D'habitude, je n'aime pas trop le format nouvelles. Parce que je suis souvent frustrée par un goût de trop peu, le sentiment de ne pas avoir pris le temps d'aller au fond d'un sujet.

Ce ne fut pas le cas ici.



Entre souvenirs d'enfance et légendes rwandaises, chaque nouvelle est une histoire complète en soi. Il faut dire que l'autrice excelle dans le genre, ce qui lui a d'ailleurs valu un prix pour cet ouvrage. Le revers de la médaille étant que dans son roman Notre Dame du Nil, j'avais parfois l'impression que les chapitres étaient accolés les uns aux autres sans réel fil conducteur fort. Et ma lecture de ce recueil me donne un éclairage sur ce sentiment: Scholastique Mukasonga est vraiment forte pour conter avec densité, en peu de pages, toute une intrigue, y apportant couleurs et émotions.

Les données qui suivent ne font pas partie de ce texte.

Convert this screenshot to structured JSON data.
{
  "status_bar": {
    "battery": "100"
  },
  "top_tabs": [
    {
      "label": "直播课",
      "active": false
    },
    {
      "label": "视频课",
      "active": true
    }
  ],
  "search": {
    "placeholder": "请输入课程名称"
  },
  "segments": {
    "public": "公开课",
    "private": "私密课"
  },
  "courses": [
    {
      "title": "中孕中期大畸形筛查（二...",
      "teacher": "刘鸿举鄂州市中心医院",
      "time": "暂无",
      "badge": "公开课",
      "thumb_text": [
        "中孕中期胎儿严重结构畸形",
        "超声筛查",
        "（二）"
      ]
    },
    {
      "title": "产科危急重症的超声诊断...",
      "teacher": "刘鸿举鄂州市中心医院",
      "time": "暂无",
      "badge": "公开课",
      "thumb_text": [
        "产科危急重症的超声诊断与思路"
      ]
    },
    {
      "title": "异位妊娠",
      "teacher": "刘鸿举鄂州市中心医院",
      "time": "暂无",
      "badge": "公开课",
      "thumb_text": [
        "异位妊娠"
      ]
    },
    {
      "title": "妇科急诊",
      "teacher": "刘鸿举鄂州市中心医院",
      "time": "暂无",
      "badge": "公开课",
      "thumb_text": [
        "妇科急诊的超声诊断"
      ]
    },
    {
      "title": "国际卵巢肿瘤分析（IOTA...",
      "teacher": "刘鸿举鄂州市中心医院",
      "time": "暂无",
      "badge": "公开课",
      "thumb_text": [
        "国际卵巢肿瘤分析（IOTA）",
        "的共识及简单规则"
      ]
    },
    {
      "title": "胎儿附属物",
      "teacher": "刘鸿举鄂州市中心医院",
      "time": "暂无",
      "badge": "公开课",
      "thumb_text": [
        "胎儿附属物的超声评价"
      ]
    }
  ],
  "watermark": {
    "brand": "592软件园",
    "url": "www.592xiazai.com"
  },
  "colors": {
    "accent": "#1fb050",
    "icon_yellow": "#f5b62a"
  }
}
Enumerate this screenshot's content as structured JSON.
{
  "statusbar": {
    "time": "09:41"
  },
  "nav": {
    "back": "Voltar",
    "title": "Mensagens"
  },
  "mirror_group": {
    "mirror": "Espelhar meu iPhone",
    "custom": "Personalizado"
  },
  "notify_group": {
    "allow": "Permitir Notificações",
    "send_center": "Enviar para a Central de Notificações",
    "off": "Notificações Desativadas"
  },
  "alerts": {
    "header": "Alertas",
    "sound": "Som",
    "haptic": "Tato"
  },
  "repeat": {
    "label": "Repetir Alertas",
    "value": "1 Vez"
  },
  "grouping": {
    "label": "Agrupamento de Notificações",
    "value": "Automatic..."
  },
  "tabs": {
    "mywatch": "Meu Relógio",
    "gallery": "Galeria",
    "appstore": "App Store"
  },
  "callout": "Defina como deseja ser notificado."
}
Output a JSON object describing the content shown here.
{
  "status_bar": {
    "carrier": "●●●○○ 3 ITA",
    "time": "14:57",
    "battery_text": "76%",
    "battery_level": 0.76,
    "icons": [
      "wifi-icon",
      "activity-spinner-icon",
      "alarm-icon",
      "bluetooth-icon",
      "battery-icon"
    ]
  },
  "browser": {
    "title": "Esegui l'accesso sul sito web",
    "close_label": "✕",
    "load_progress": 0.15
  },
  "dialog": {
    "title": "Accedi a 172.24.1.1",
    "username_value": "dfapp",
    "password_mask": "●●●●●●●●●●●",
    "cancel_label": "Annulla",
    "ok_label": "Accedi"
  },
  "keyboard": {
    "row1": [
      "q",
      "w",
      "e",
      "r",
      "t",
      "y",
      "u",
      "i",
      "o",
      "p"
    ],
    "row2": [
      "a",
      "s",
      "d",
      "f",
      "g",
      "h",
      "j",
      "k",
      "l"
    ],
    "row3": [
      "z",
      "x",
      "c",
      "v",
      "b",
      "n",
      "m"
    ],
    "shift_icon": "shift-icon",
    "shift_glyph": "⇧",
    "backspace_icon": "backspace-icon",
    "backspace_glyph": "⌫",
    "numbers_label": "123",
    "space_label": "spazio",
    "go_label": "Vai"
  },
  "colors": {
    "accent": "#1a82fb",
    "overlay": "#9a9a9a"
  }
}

La plupart des nouvelles murmurées par la colline se déroule dans l'enfance de l'autrice, une période durant laquelle les missionnaires blancs occupaient la place, où les Hutus et les Tutsis se haïssaient déjà (existe-t-il un temps où ce ne fut pas le cas?), où les congolais, bras armés des belges, semaient la crainte dans les collines. A travers ses récits, Scholastique Mukasonga fait revivre certaines croyances, leur redonnant parfois du sens, et teinte le tout d'une couche de nostalgie sans amertume.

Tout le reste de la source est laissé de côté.